Business confidence fell this month amid uncertainty over overseas markets, according to the latest Business Trends Report by accountants and business advisers BDO LLP in the West Midlands.
BDO’s Optimism Index has dropped to its lowest level – 103.9 – since November 2014. This reflects firms’ concerns that the continued Greek chaos and a potential slowdown in China’s economy, sparked by a plunging stock market, could soon affect their own prospects.
Falling confidence is driven in particular by pressures in the manufacturing sector, with BDO’s Manufacturing Optimism Index plummeting to 98.5 (from 103.4) this month. It is now below the long-term trend rate for the first time in two years, showing that little progress has been made in rebalancing the economy away from the service sector and demonstrating how global uncertainty could hamper the exports market.
Businesses’ output expectations mirror the dampened confidence levels with BDO’s Output Index dipping for the first time this year, down to 104.1. Firms can no longer rely on falling prices as input deflation tails off, with BDO’s Inflation Index moving up to 94.6 this month.
Firms’ worries mean that global concerns may soon hit employment levels.
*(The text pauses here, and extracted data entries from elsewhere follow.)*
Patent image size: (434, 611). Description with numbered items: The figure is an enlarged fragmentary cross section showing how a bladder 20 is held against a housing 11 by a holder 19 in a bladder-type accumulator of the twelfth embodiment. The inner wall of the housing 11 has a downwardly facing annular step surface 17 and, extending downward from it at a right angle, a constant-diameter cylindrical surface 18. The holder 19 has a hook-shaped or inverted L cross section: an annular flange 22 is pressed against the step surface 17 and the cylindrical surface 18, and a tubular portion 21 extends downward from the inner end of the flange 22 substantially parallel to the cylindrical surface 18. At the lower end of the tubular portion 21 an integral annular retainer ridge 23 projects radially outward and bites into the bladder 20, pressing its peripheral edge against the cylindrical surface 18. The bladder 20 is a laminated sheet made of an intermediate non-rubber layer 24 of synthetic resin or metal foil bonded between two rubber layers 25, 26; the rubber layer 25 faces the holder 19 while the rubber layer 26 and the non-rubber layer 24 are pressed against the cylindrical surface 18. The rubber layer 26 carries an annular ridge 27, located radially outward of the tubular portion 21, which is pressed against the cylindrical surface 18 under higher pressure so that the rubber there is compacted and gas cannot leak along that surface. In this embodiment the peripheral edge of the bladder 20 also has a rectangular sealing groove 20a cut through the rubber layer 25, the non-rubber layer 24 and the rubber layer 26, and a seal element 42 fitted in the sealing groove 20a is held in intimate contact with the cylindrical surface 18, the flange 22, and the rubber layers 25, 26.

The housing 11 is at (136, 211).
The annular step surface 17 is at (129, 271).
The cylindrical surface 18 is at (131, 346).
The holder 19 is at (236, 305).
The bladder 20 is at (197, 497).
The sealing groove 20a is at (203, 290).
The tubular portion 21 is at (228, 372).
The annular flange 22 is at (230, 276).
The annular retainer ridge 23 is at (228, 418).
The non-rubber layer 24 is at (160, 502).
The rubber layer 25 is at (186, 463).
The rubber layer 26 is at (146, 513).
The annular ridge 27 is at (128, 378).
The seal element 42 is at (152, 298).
While hiring intentions remain relatively strong, BDO’s Employment Index suffered its sharpest percentage decrease since November 2011 this month, suggesting business concerns around the global economy could soon translate into reduced hiring intentions in the region.
Commenting on the findings, Richard Rose, partner and head of BDO LLP in the West Midlands, said: “We thrive by being an outward looking economy, so to see the dynamo that is the Chinese market slowing down is clearly playing on the minds of exporters. Our exports market is a key strength of the economy. We need to do all we can to maximise its potential in growing and re-balancing our economy as a whole.
“The Chancellor missed an opportunity to help exporters, and specifically those manufacturers that drive foreign trade, in last week’s Budget. The government must cut the tax barriers that exporters face as a priority. Introducing a VAT zero rating for suppliers to companies that export would be a good starting point.”